I have seen mentioned nowhere that in very few occasions we are interested in a string's identify i.e. we want to share it to allow an elegant change propagation using aliasing.
A debate similar in content seamed to have taken place when Eiffel Software decided to make
expanded deprecated as an entity attribute. The point was that making a type of objects expanded was an important design decision and, therefore, it should be used in the body of the class affected.
I have not seen the terminology used anywhere else but I'd dare call expanded classes pure abstract data type. The reason for this is that whether we implement commands as functions or as procedures with those does not change the semantic since they don't have any aliasing properties.
By opposition, I would put a greater emphasis on the abstract machine nature of the other classes. In those cases, object identity has a most important role to play.
Coming back to strings, I think the nature of strings as a pure abstract data type is predominant compared to its role as a machine since its identity is rarely needed. I would go further and add that it is so rare that we care about a strings identity that we could create a class
STRING_XX_REF and we would see it appear as rarely as
The aim of immutable strings, if I get it right, is to get rid of the devious effect of aliasing. I think it's greater quality is its efficiency and I don't think it is sufficient to support its wide adoption.
An interesting example that shows some problems that exists with strings and that would not disappear with the advent of immutable strings is the case of collections of strings. Systematically, when someone wants to create a collection of strings, he has to develop the reflex of setting the collection with object semantics. In other words, most of the time, the default value for collection of strings is wrong.
To address the efficiency issue, I think it is possible to limit the copy of expanded strings by copying only the reference of the SPECIAL implementing the string whenever a it is copied. Also, a flag can be kept to tell whether or not the string has been copied and to ensure that the
SPECIAL will be duplicated before write operations if it is shared.
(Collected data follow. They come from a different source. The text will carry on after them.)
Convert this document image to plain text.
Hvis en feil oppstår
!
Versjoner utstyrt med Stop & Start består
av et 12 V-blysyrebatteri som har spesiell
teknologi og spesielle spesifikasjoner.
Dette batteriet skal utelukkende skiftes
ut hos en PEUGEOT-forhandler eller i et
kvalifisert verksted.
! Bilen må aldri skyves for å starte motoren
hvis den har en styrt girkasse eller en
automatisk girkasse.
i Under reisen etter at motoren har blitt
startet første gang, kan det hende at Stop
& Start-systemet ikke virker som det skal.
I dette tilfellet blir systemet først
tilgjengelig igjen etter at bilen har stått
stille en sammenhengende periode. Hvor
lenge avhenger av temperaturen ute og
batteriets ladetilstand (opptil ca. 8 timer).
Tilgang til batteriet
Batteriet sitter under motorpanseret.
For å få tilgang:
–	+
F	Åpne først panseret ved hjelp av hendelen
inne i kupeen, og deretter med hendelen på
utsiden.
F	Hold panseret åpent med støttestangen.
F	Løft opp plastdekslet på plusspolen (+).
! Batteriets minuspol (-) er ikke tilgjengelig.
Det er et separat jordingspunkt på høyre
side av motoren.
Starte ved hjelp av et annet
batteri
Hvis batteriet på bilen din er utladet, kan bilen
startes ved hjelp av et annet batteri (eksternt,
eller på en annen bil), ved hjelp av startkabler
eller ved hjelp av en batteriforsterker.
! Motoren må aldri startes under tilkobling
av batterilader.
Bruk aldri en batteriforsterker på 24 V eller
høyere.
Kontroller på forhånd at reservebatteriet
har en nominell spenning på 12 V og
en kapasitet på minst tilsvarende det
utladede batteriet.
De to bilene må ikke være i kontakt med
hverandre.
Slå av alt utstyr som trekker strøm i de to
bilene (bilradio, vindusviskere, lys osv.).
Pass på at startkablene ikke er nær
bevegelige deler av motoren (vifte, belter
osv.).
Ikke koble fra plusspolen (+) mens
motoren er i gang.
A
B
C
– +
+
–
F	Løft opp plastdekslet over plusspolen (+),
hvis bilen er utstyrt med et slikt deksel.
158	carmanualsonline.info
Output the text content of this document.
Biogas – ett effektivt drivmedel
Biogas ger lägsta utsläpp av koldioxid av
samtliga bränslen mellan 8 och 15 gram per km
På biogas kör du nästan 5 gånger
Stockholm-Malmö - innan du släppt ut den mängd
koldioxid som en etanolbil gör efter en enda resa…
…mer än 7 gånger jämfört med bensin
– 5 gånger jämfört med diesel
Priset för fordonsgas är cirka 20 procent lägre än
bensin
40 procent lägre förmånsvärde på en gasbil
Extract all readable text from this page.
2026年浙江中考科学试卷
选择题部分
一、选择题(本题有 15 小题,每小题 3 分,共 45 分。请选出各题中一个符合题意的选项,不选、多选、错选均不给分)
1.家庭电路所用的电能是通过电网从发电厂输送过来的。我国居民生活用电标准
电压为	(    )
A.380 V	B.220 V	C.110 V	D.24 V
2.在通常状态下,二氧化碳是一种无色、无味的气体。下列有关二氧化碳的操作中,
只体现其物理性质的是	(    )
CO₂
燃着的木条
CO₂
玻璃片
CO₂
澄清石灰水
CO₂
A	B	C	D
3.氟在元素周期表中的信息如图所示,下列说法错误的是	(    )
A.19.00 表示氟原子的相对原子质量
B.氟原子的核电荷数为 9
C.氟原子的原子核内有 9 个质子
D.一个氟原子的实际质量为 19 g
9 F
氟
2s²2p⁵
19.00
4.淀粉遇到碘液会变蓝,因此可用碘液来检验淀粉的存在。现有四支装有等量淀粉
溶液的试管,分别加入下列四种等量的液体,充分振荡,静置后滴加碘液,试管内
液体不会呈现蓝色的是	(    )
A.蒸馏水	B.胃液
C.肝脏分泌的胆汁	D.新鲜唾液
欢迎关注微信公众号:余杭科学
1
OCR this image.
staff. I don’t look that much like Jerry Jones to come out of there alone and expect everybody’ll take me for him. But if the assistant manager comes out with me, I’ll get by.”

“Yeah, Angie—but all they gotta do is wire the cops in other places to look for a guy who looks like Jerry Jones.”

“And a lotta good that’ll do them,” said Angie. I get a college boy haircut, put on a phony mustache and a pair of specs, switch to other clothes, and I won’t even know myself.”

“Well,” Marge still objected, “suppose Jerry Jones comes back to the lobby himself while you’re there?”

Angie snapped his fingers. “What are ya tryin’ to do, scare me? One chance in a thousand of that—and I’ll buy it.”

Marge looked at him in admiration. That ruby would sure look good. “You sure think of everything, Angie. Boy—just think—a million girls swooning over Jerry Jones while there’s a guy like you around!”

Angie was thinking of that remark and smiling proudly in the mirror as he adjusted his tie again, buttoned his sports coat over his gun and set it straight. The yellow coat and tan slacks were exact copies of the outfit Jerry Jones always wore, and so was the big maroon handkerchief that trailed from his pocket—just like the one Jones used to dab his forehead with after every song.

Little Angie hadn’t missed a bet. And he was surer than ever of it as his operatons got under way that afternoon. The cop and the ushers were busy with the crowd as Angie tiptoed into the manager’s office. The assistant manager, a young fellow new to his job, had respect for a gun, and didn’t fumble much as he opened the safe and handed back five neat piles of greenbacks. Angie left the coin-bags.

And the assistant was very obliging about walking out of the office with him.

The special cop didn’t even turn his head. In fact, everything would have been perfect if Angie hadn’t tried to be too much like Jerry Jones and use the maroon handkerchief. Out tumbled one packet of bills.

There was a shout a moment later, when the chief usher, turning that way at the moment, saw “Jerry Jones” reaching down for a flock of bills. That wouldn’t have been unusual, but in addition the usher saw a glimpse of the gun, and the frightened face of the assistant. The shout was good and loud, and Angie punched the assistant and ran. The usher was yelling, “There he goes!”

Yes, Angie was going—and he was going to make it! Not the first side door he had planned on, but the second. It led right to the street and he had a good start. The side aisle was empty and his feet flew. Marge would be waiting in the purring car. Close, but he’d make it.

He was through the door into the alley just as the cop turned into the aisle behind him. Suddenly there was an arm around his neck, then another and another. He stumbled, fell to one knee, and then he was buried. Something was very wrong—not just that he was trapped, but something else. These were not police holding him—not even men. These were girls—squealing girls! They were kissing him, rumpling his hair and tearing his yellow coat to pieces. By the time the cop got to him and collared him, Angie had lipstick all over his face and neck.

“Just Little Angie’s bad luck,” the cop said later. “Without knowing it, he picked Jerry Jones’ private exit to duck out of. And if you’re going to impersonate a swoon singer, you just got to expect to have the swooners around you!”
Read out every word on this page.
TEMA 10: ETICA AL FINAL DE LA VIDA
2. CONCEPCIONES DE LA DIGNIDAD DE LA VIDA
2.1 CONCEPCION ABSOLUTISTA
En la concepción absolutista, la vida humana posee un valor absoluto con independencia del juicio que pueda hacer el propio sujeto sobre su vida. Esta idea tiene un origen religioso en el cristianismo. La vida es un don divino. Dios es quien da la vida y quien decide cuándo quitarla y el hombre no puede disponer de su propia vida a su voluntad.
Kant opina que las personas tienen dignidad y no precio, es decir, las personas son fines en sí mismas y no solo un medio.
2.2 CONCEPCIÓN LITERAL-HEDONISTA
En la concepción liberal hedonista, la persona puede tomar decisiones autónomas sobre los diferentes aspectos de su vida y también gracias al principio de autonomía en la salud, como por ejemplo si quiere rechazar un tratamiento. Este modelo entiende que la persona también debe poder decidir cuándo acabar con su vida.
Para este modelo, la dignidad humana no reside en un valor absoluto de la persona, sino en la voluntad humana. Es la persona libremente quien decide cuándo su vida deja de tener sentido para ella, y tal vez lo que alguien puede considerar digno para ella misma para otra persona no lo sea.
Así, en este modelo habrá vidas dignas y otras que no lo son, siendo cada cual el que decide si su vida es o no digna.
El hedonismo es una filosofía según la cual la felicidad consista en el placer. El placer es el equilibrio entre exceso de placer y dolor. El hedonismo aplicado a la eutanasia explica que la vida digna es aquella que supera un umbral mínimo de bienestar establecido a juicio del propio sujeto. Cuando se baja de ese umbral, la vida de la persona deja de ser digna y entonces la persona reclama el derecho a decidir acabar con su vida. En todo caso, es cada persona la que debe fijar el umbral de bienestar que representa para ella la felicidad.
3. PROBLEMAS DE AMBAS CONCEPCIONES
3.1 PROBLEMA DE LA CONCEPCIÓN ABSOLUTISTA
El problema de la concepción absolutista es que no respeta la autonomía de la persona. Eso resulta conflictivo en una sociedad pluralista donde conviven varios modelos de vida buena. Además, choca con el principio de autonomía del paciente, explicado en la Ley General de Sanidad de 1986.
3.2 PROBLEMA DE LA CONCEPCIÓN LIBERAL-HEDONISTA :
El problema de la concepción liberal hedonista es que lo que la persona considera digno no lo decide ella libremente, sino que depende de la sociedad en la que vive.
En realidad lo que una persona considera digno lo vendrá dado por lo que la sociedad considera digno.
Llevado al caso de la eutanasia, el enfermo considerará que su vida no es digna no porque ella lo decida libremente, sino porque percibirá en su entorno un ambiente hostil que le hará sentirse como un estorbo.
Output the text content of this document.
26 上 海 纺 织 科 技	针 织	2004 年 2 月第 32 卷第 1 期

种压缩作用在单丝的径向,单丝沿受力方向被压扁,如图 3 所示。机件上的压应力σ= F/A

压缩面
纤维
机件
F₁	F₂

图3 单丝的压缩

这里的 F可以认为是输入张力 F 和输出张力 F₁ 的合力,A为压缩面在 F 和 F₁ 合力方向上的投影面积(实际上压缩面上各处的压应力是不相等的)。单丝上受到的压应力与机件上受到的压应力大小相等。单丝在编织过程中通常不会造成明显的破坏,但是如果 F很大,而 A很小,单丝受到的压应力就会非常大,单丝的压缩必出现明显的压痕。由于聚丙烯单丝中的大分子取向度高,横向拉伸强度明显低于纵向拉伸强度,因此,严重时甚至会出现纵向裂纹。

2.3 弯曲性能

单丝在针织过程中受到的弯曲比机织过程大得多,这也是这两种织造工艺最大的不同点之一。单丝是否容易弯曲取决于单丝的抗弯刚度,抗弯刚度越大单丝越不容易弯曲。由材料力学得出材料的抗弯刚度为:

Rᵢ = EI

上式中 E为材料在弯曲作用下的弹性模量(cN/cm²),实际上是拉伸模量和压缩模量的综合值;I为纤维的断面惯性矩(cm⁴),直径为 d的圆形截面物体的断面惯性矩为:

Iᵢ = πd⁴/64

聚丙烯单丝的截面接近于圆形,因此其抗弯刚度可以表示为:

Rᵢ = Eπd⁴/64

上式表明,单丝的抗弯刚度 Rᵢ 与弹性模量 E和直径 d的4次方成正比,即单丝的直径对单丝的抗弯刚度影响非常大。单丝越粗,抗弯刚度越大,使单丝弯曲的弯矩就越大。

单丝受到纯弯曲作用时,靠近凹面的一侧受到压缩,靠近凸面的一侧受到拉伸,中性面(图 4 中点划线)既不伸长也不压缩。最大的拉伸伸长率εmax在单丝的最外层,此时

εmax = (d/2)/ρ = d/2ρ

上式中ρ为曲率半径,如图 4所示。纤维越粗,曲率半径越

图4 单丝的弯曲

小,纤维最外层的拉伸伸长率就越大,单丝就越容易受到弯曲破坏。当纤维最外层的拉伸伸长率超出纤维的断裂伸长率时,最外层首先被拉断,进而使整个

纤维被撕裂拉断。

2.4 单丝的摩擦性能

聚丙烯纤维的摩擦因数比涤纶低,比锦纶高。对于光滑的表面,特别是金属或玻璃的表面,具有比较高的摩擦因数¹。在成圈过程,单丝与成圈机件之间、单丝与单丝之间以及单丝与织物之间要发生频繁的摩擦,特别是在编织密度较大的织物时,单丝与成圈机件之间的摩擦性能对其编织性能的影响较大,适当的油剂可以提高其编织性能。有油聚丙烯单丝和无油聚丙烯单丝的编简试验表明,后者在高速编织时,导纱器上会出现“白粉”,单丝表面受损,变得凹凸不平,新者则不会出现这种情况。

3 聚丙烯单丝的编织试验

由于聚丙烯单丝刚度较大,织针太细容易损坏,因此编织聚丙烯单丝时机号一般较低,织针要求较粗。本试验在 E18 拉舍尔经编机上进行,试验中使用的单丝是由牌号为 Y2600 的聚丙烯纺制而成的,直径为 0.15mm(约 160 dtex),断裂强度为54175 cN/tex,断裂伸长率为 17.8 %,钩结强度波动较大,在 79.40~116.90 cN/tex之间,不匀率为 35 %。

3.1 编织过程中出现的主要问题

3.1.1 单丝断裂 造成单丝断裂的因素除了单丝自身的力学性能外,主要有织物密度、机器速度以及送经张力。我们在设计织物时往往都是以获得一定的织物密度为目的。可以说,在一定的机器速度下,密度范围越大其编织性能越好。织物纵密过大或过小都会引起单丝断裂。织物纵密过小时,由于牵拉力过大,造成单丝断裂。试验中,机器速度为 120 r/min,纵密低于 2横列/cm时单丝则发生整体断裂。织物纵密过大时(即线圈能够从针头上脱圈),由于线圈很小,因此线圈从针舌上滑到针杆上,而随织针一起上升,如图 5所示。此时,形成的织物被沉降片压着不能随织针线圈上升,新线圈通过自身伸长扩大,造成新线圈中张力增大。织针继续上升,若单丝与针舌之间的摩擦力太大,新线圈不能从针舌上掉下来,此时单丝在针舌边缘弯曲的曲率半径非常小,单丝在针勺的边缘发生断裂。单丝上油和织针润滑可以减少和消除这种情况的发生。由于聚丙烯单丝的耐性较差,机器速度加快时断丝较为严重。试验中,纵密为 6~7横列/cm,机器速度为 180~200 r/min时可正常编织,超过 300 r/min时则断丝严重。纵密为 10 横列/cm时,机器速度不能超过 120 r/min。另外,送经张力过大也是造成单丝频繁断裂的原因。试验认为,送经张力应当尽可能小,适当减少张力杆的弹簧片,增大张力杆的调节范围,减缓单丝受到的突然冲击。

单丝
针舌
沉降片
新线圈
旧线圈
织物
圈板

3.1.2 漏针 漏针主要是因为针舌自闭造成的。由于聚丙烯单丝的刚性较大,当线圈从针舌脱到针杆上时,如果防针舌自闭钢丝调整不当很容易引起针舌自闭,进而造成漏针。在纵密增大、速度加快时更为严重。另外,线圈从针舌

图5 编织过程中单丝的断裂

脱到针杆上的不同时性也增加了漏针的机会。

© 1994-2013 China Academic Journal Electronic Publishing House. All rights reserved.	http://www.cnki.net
The downside of this precise implementation is that it is pessimistic and a strings implementation can be duplicated even if it is no longer shared because the `shared' flag is not shared. This can be seen for example if a string is copied and both copies are modified. In that case, the representation will be duplicated twice instead of once. As far as I know, it's the best we can do without changing the runtime to allow reference counters.
In summary, what I reproach the immutable string solution is that it only partially solves the problem caused by mutable and aliasable strings. Furthermore, it splits an abstraction in several classes which would benefit from a consolidation instead.